On Monday, in a significant development that marks Australia taking on big tech, Canberra said it will stick to its principled stand and will not change its proposed laws that takes on Facebook and Alphabet Inc’s Google forcing them to pay for news content, despite vocal opposition from the Big Tech firms.
Facebook has reacted to the development: last week it abruptly blocked all news content along with several state government and emergency department accounts.
Australian leaders continued discussions with facebook over these abrupt changes over the weekend.
Australia’s bill is scheduled for a debate in the Senate later today, with most Australian senior lawmakers in the country’s upper house saying, they will not amend the bill any further.
“The bill as it stands … meets the right balance,” said Simon Birmingham, Australia’s Minister for Finance.

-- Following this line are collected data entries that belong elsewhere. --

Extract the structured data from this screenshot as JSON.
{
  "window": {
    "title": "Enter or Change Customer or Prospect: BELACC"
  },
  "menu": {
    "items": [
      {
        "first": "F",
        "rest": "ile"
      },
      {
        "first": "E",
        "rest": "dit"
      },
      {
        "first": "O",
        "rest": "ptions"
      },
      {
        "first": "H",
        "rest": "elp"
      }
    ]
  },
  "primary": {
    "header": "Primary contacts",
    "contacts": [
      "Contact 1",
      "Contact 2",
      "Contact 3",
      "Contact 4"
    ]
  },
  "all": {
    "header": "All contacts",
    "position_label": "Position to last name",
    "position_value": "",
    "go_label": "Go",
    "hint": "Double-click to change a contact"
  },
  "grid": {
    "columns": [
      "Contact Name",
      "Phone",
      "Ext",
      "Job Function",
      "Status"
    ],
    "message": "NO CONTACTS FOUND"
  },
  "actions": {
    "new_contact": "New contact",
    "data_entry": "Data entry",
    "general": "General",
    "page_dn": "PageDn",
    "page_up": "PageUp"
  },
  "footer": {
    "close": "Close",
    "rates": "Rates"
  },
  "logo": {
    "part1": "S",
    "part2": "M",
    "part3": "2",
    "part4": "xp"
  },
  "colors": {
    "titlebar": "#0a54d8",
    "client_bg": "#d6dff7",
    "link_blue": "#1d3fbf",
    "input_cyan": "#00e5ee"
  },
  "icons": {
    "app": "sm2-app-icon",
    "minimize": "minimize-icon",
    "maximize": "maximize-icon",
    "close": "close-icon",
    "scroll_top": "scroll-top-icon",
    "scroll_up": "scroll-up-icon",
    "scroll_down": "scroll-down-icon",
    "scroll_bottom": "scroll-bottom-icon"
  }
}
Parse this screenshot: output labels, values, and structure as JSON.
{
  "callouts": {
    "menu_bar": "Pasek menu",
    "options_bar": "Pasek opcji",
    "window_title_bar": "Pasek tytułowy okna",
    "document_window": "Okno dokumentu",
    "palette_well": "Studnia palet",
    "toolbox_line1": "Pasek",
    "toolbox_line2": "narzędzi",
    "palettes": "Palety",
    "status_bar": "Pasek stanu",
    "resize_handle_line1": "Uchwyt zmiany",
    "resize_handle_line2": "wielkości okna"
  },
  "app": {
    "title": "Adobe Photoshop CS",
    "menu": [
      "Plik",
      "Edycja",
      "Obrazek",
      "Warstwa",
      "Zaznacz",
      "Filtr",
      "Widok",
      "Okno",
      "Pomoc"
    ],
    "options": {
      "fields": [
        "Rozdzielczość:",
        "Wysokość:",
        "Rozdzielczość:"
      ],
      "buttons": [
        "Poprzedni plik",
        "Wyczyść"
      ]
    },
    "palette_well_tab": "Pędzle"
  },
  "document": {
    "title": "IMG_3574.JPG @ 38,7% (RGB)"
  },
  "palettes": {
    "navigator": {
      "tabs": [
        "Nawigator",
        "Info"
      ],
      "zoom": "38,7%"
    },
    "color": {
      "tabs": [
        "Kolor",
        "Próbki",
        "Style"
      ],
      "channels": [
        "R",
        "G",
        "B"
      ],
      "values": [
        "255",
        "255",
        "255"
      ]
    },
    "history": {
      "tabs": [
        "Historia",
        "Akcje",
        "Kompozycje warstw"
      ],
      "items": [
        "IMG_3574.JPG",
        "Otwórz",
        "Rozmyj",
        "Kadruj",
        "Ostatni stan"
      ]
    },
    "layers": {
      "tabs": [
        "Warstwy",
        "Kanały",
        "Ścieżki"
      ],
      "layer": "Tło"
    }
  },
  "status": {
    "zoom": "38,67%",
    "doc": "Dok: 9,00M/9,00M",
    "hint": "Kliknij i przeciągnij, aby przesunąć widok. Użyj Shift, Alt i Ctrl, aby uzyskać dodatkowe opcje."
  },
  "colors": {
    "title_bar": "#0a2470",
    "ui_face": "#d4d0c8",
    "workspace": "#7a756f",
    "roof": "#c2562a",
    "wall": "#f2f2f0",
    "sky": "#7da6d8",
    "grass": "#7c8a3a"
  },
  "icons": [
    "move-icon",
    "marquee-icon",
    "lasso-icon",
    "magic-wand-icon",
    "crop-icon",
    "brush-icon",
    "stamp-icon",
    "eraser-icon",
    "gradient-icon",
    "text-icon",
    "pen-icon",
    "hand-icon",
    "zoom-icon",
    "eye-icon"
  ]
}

The bill in its present form ensures “Australian-generated news content by Australian-generated news organisations can and should be paid for and done so in a fair and legitimate way”.
Australia’s bill will provide the government a right to appoint an arbitrator to set content licencing fees if private negotiations fail.
Last week, Google inked deals with top Australian outlets, including a global deal with Rupert Murdoch’s News Corp.
“There’s no reason Facebook can’t do and achieve what Google already has,” said Birmingham.
A representative from Facebook declined to comment on Monday on the legislation which has been passed in the lower house last week and which has majority support in the Senate.
DIGI, a lobby group which represents Facebook, Google and Twitter said, its members had agreed to adopt an industry-wide code of practice to reduce the spread of fake news and misinformation online.
Their adoption of of an industry-wide code of practice is a voluntary code, under which they have committed to identifying and stop “bots”, from disseminating content, informing users of the origin of the content and publish an annual transparency report, among other measures.